350 210 Stroud Water Research Center

Montgomery, M.T., G.E. Collins, T.J. Boyd, C.L. Osburn, D. Oviedo-Vargas, and Q. Lu. 2019. American Chemical Society Omega 4(1):2196–2205.

http://doi.org/10.1021/acsomega.8b02650

Abstract

Phosphatase-encapsulated nanotubes have potential in environmental remediation of organophosphate contaminants (e.g., pesticides, nerve agents).

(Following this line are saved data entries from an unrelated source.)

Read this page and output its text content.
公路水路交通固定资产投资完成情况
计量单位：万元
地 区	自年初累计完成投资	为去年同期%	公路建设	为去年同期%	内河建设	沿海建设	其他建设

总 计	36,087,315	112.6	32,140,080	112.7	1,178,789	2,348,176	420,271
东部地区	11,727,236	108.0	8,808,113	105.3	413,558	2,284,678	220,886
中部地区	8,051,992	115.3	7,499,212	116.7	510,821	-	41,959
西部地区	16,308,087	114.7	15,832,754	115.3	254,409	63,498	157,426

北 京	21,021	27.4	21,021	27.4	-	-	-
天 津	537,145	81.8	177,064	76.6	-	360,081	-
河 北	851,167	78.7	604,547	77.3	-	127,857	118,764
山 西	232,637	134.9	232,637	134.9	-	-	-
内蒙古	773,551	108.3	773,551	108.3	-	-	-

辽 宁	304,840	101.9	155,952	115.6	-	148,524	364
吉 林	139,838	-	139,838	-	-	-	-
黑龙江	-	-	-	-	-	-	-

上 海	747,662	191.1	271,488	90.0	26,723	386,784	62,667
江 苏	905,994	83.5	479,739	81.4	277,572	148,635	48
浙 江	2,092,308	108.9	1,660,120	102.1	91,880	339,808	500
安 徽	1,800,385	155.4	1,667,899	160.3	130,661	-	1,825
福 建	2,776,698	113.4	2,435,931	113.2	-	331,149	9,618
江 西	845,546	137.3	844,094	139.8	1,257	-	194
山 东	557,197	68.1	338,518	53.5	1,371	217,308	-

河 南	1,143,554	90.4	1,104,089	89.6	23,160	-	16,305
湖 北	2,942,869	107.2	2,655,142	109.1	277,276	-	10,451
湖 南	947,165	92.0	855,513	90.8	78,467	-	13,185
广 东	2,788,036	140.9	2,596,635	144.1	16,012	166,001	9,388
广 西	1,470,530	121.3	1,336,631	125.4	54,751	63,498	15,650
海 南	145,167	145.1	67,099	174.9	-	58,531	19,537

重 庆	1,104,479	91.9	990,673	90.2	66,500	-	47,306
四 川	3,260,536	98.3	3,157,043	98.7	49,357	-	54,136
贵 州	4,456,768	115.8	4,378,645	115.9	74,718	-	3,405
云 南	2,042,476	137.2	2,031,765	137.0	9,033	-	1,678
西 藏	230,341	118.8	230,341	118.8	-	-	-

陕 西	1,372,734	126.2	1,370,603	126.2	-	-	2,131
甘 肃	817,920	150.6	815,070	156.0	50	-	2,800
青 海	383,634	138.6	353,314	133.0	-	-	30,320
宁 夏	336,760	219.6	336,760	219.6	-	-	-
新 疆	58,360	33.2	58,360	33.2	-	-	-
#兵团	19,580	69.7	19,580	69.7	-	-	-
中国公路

We investigated alkaline phosphatase (AP) activity when encapsulated in self-assembled lithocholic acid nanotubes (LCA-AP) in water samples along a transect from Cypress bog headwaters through estuarine waters and to Atlantic Ocean seawater. Apparent Vmax (appVmax) for both LCA-AP and unencapsulated AP (Free-AP) was most rapid at mid-estuary and most inhibited at the humic-rich bog. LCA-AP retained a higher-activity percentage, suggesting that encapsulation may afford some protection from denaturing effects of humics. Apparent Km (appKm) of Free-AP (1–2.3 μM) was largely unaffected by preincubation with transect water, whereas appKm of LCA-AP was higher with bog water (5.3 μM) relative to other stations. When comparing Free-AP and LCA-AP, increasing salinity generally decreased the catalytic efficiency of the LCA-AP, but had little effect on that of the Free-AP. In addition, both showed the same pattern of lowest efficiency in bog water, which increased with salinity to 21 practical salinity units before decreasing at full-strength salinity. With the exception of the similarly low values in the bog water (1.04 for LCA-AP, 1.34 for Free-AP), absolute values of catalytic efficiency for LCA-AP were about 17% (range: 14.5–19.3%) of that for Free-AP. Nanotube addition had little ecotoxicological effect on heterotrophic bacterial production in waters sampled along the transect. Microbially associated, intrinsic AP activity showed a similar pattern along the transect to LCA-AP, suggesting that AP environmental control and regulation in nature may inform study of nanomaterials.